High-Precision 2D-DOA Estimation Method for Millimeter-Wave Radar Based on Double-Parallel Linear Array and Joint IAA-RIT

High-precision two-dimensional direction of arrival (2D-DOA) estimation is an important mean of millimeter-wave radar for accurate target location. Aiming at the problems such as limited antenna aperture, signal coherence, and a few snapshots in millimeter-wave radar target detection, this paper proposes a 2D-DOA estimation method by using a joint iterative adaptive approach and rotational invariance technique (IAA-RIT) based on the double-parallel linear array.
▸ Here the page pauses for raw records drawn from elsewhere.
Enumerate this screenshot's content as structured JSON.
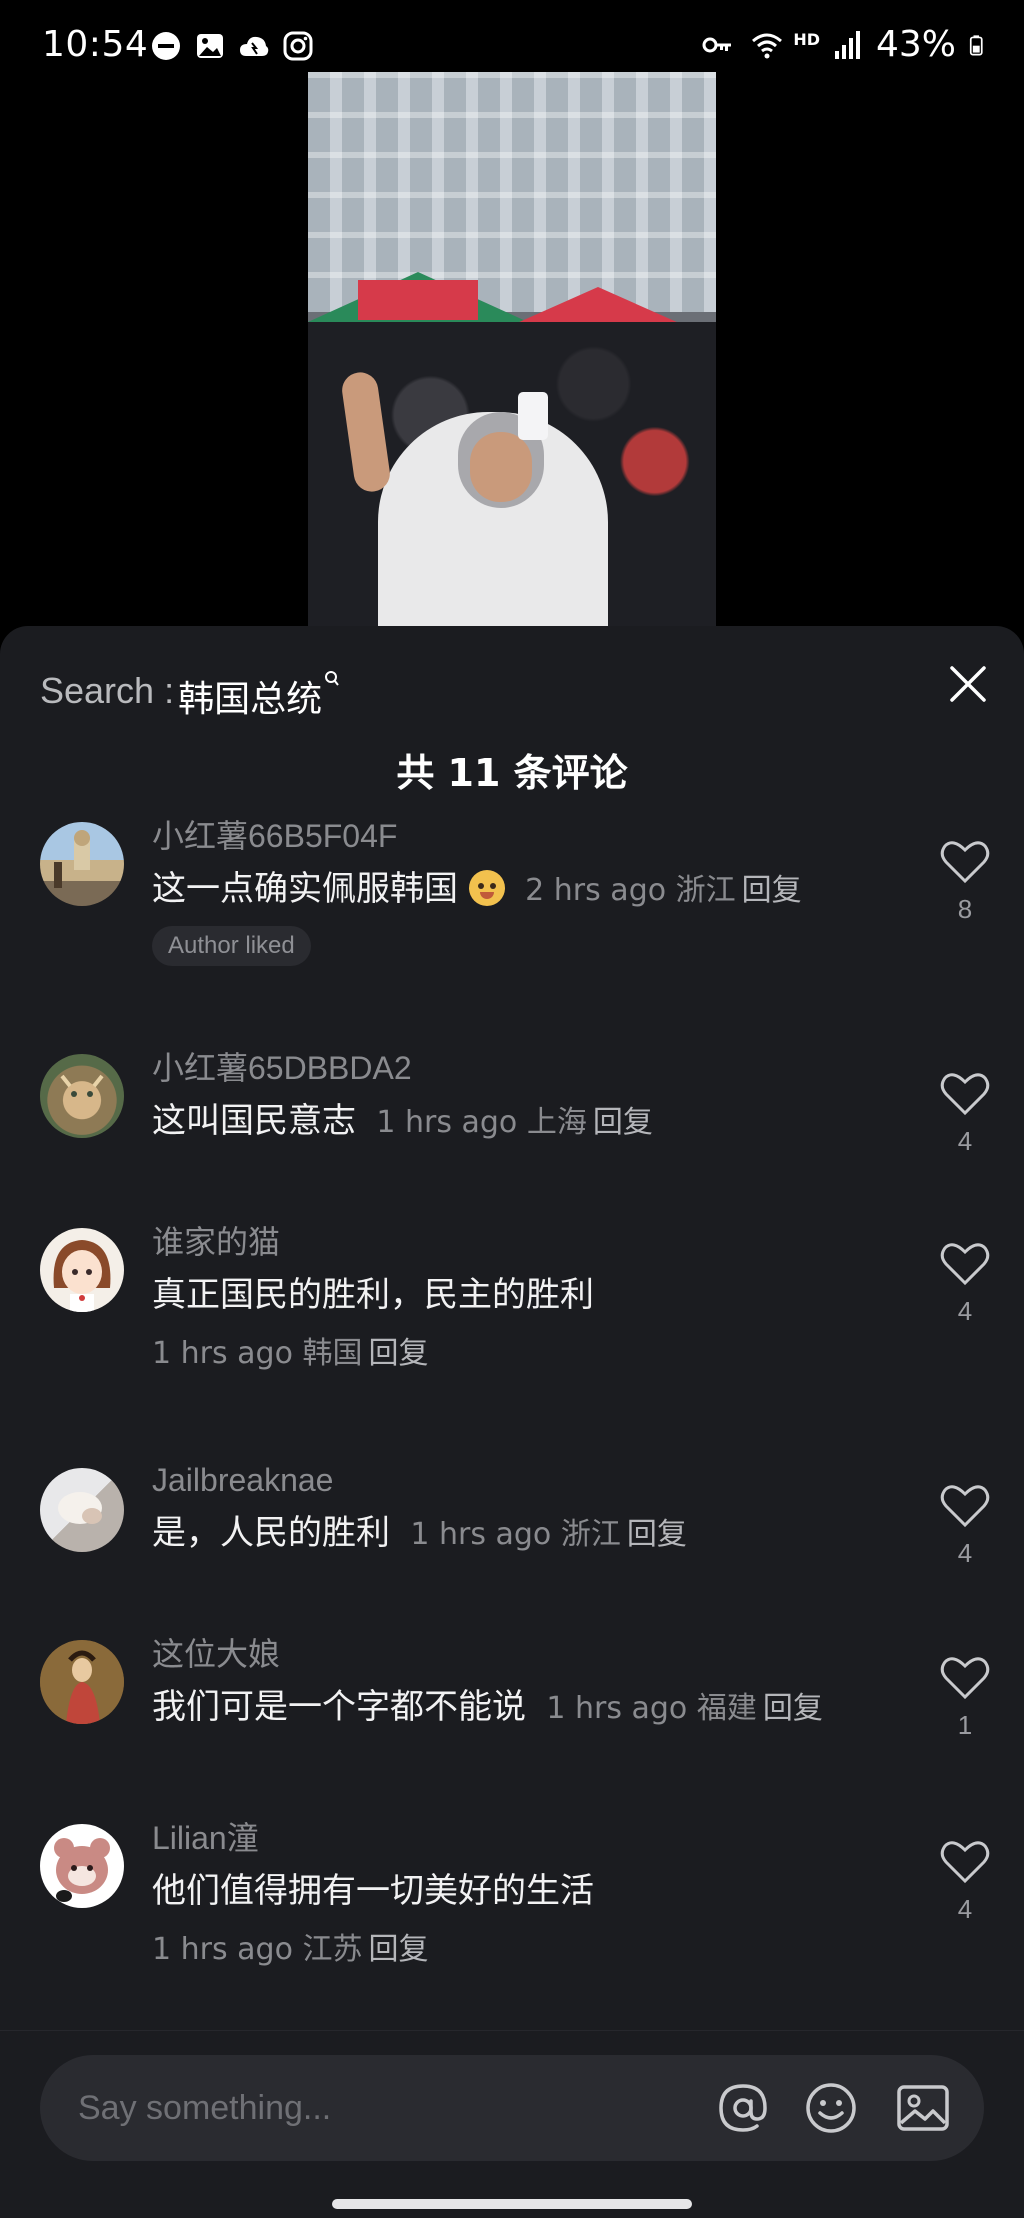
{
  "status_bar": {
    "time": "10:54",
    "battery": "43%",
    "left_icons": [
      "dnd-icon",
      "gallery-icon",
      "cloud-icon",
      "instagram-icon"
    ],
    "right_icons": [
      "vpn-key-icon",
      "wifi-icon",
      "hd-icon",
      "signal-icon",
      "battery-icon"
    ],
    "hd_label": "HD"
  },
  "sheet": {
    "search_prefix": "Search : ",
    "search_query": "韩国总统",
    "title": "共 11 条评论"
  },
  "comments": [
    {
      "user": "小红薯66B5F04F",
      "text": "这一点确实佩服韩国",
      "has_emoji": true,
      "time": "2 hrs ago",
      "location": "浙江",
      "reply": "回复",
      "likes": "8",
      "badge": "Author liked"
    },
    {
      "user": "小红薯65DBBDA2",
      "text": "这叫国民意志",
      "time": "1 hrs ago",
      "location": "上海",
      "reply": "回复",
      "likes": "4"
    },
    {
      "user": "谁家的猫",
      "text": "真正国民的胜利，民主的胜利",
      "time": "1 hrs ago",
      "location": "韩国",
      "reply": "回复",
      "likes": "4"
    },
    {
      "user": "Jailbreaknae",
      "text": "是，人民的胜利",
      "time": "1 hrs ago",
      "location": "浙江",
      "reply": "回复",
      "likes": "4"
    },
    {
      "user": "这位大娘",
      "text": "我们可是一个字都不能说",
      "time": "1 hrs ago",
      "location": "福建",
      "reply": "回复",
      "likes": "1"
    },
    {
      "user": "Lilian潼",
      "text": "他们值得拥有一切美好的生活",
      "time": "1 hrs ago",
      "location": "江苏",
      "reply": "回复",
      "likes": "4"
    }
  ],
  "input": {
    "placeholder": "Say something...",
    "icons": [
      "mention-icon",
      "emoji-icon",
      "image-icon"
    ]
  }
}
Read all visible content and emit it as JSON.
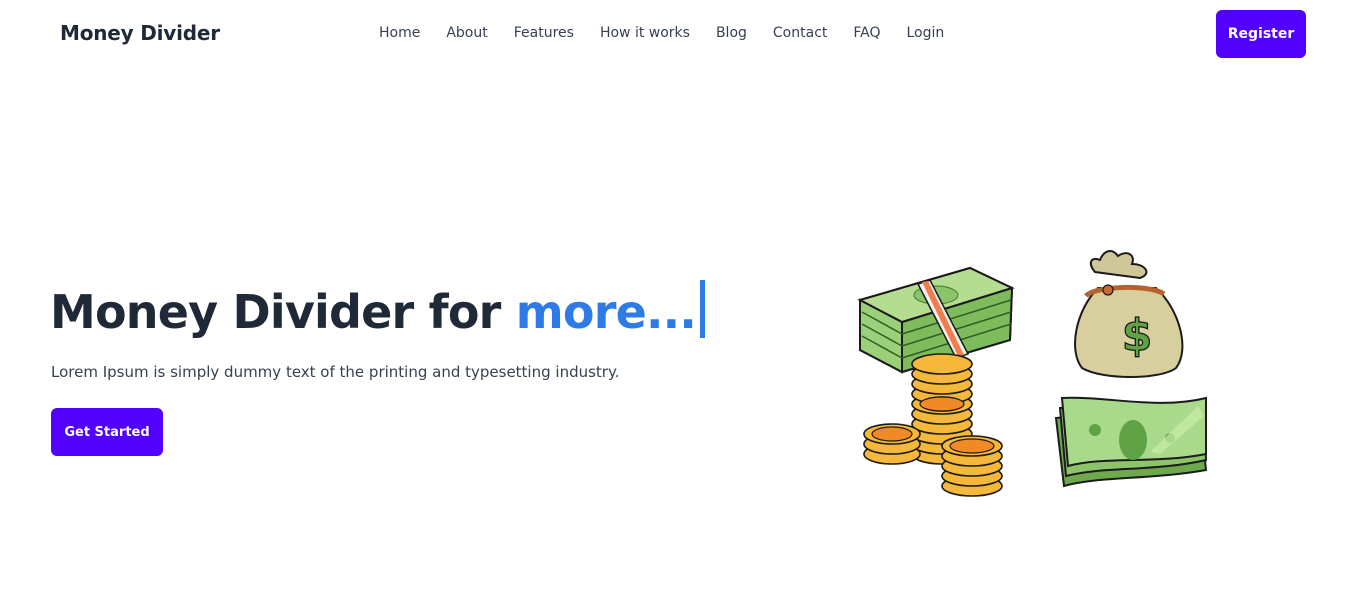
{
  "header": {
    "brand": "Money Divider",
    "nav": [
      "Home",
      "About",
      "Features",
      "How it works",
      "Blog",
      "Contact",
      "FAQ",
      "Login"
    ],
    "register_label": "Register"
  },
  "hero": {
    "title_main": "Money Divider for",
    "title_accent": "more...",
    "subtitle": "Lorem Ipsum is simply dummy text of the printing and typesetting industry.",
    "cta_label": "Get Started"
  },
  "colors": {
    "primary": "#5200ff",
    "accent": "#2f7be6",
    "text": "#1f2937"
  },
  "illustration": {
    "icons": [
      "cash-stack-icon",
      "money-bag-icon",
      "coin-stacks-icon",
      "banknotes-icon"
    ]
  }
}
This method first constructs an iterative adaptive approach spectrum based on subarray 1 in the double-parallel linear array and then calculates the coupling angle estimate with the azimuth and the elevation. Secondly, based on the rotational invariance relationship between the two subarrays, the extended covariance matrices are respectively constructed, and the spatial smoothing technique is employed to decorrelate the signals. Then, the signal direction matrix is reconstructed based on the coupling angle estimate, and the rotational invariance relationship between the two subarrays is calculated to obtain another set of coupling angle estimates. Finally, the azimuth and the elevation are decoupled based on two sets of estimated coupling angles and the spatial geometry relation. Our experimental results show that IAA-RIT can estimate the coherent signal with high-precision 2D-DOA with a few snapshots and no additional angle matching.